The first of three nights on the south coast
Five guitarists, a bassist, a keyboardist, a drummer, a sound guy and a guitar tech walk into a packed bar. If you think the punchline to that joke is likely to be humourless, misogynistic and self centred, you’d be completely right. Despite selling out three consecutive nights, this early in the new year, it appears the members of The Brian Jonestown Massacre just don’t care much about trying to please their audiences. They didn’t seem to have done any kind of soundchecking beforehand, instead giving the stage over to a tedious magician stuck in the ’90s. What started badly rapidly descended into near disaster.

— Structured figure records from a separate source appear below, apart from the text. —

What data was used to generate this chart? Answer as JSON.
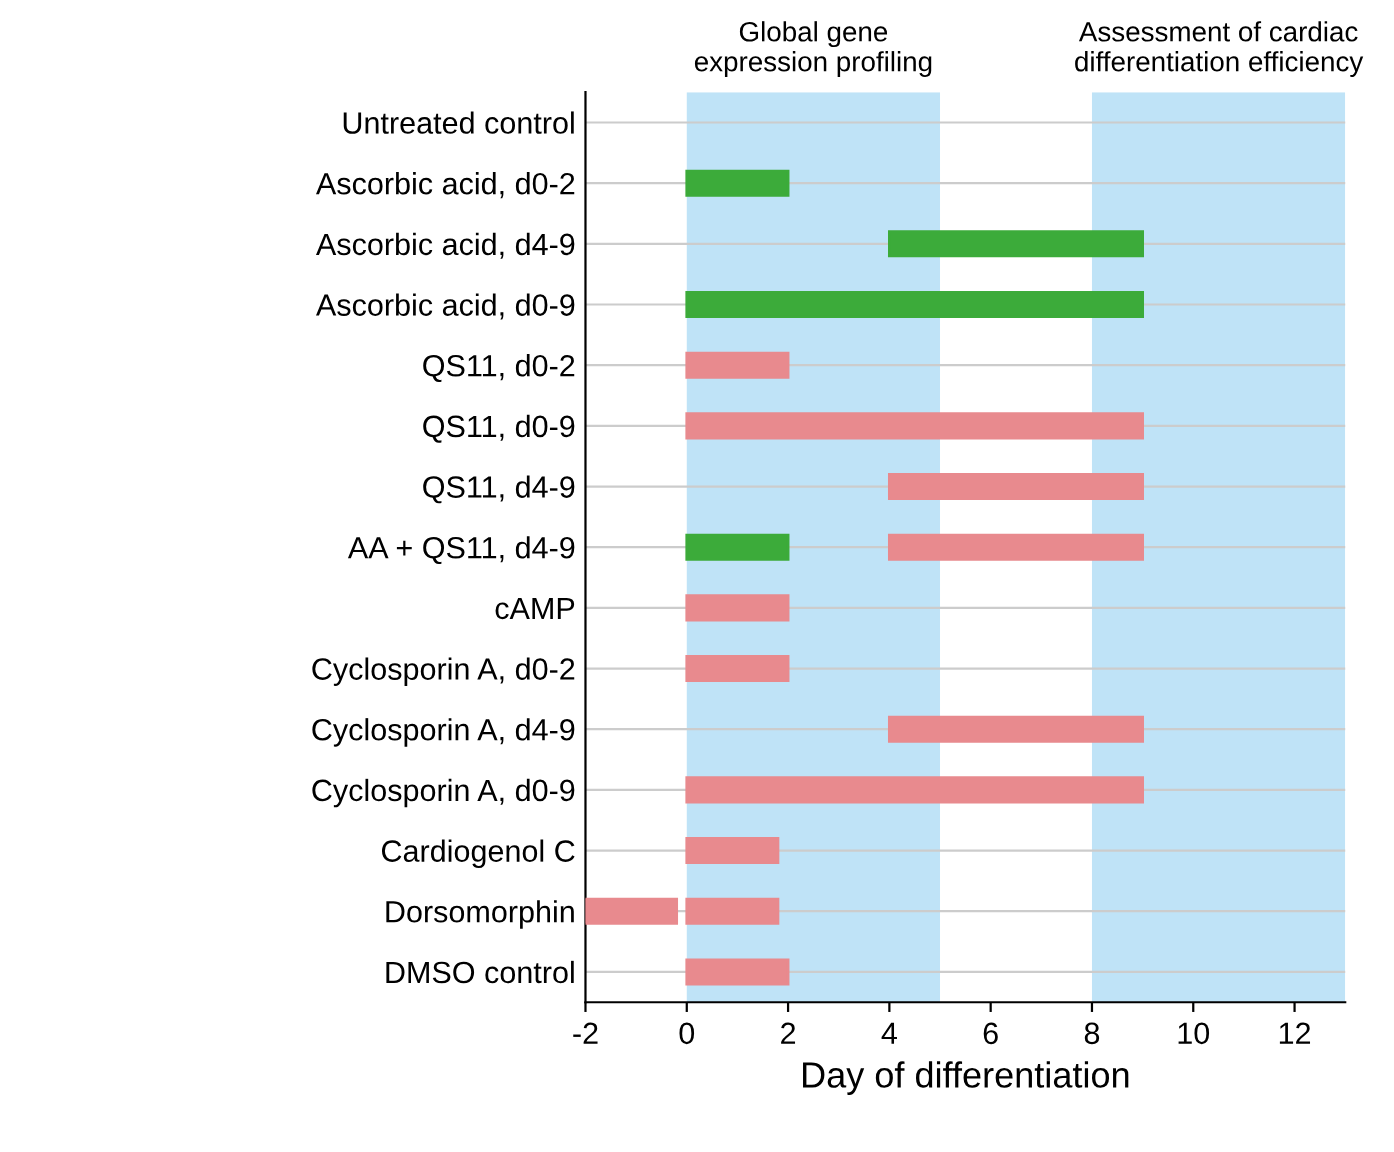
{
  "chart_data": {
    "type": "bar",
    "orientation": "horizontal",
    "xlabel": "Day of differentiation",
    "categories": [
      "Untreated control",
      "Ascorbic acid, d0-2",
      "Ascorbic acid, d4-9",
      "Ascorbic acid, d0-9",
      "QS11, d0-2",
      "QS11, d0-9",
      "QS11, d4-9",
      "AA + QS11, d4-9",
      "cAMP",
      "Cyclosporin A, d0-2",
      "Cyclosporin A, d4-9",
      "Cyclosporin A, d0-9",
      "Cardiogenol C",
      "Dorsomorphin",
      "DMSO control"
    ],
    "series": [
      {
        "base": [
          null,
          0,
          4,
          0,
          0,
          0,
          4,
          0,
          0,
          0,
          4,
          0,
          0,
          -2,
          0
        ],
        "values": [
          null,
          2,
          5,
          9,
          2,
          9,
          5,
          2,
          2,
          2,
          5,
          9,
          1.8,
          1.8,
          2
        ],
        "colors": [
          "#e88a8e",
          "#3cab3a",
          "#3cab3a",
          "#3cab3a",
          "#e88a8e",
          "#e88a8e",
          "#e88a8e",
          "#3cab3a",
          "#e88a8e",
          "#e88a8e",
          "#e88a8e",
          "#e88a8e",
          "#e88a8e",
          "#e88a8e",
          "#e88a8e"
        ]
      },
      {
        "base": [
          null,
          null,
          null,
          null,
          null,
          null,
          null,
          4,
          null,
          null,
          null,
          null,
          null,
          0,
          null
        ],
        "values": [
          null,
          null,
          null,
          null,
          null,
          null,
          null,
          5,
          null,
          null,
          null,
          null,
          null,
          1.8,
          null
        ],
        "colors": [
          "#e88a8e",
          "#e88a8e",
          "#e88a8e",
          "#e88a8e",
          "#e88a8e",
          "#e88a8e",
          "#e88a8e",
          "#e88a8e",
          "#e88a8e",
          "#e88a8e",
          "#e88a8e",
          "#e88a8e",
          "#e88a8e",
          "#e88a8e",
          "#e88a8e"
        ]
      }
    ],
    "xlim": [
      -2,
      13
    ],
    "xticks": [
      -2,
      0,
      2,
      4,
      6,
      8,
      10,
      12
    ],
    "grid": "y",
    "bands": [
      {
        "axis": "x",
        "from": 0,
        "to": 5,
        "label": "Global gene\nexpression profiling",
        "color": "#bfe3f7"
      },
      {
        "axis": "x",
        "from": 8,
        "to": 13,
        "label": "Assessment of cardiac\ndifferentiation efficiency",
        "color": "#bfe3f7"
      }
    ]
  }
}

Frontman Anton Newcombe’s reputation for eccentricity and perfectionism both precedes and defeats him. And so when he starts things off with an excessively long dry story about finding a stetson hat in Berlin, we indulge him. Because expectation is naturally high that we are in for someone wonderful. As the sleep inducing tale continues, he sneeringly mocks the crowd’s apathy, saying “tough room”. It’s the first of many occasions when he will angrily lambast us for ‘giving him shit’ or scream “No requests” in a petulant child’s voice, all while he spends what appears to be half the show trying to tune up.
Quite why every single song had to be played on a slightly different teardrop shaped guitar in a barely noticeable new colourway is frankly quizzical. Why could he not just find the one model that works and build up a vibe and sustain it? It’s charming and cute when someone like Chan Marshall shyly trips up through nervous anxiety about honouring a song, but it’s less endearing when we have to witness a band member berated because their playing is pitchy and trebly, or stay standing through anecdotes about the struggle you face maintaining long hair when you’ve reached middle age. We just wanted some rock ‘n’ roll music.
If only you could say that when they finally did manage to get a song going it sounded as psychedelic and drugged out as you’d hoped for. At best, they evoked Kula Shaker going through a messy divorce. At least that band could write a decent melody or pull off a cover version if the situation called for it. Let’s just say if anyone decided to record the soundboard for tonight’s mess, it’s not gonna go down in history as the next Live at Leeds or Concert For Bangladesh any time soon.
At one point, one of the guitar players closest to Newcombe does the ‘raised eyebrows, bulging eyes, hand cutting across his throat‘ signal behind his boss’s back, indicating that the pissed off masses shouldn’t bait their glorious leader as he’s already teetering close to the edge of insanity. That musician probably just wanted to keep his job, so he wilfully guzzled down the Kool-aid, but a large swathe of the rest of us lost our thirst and walked away disappointed.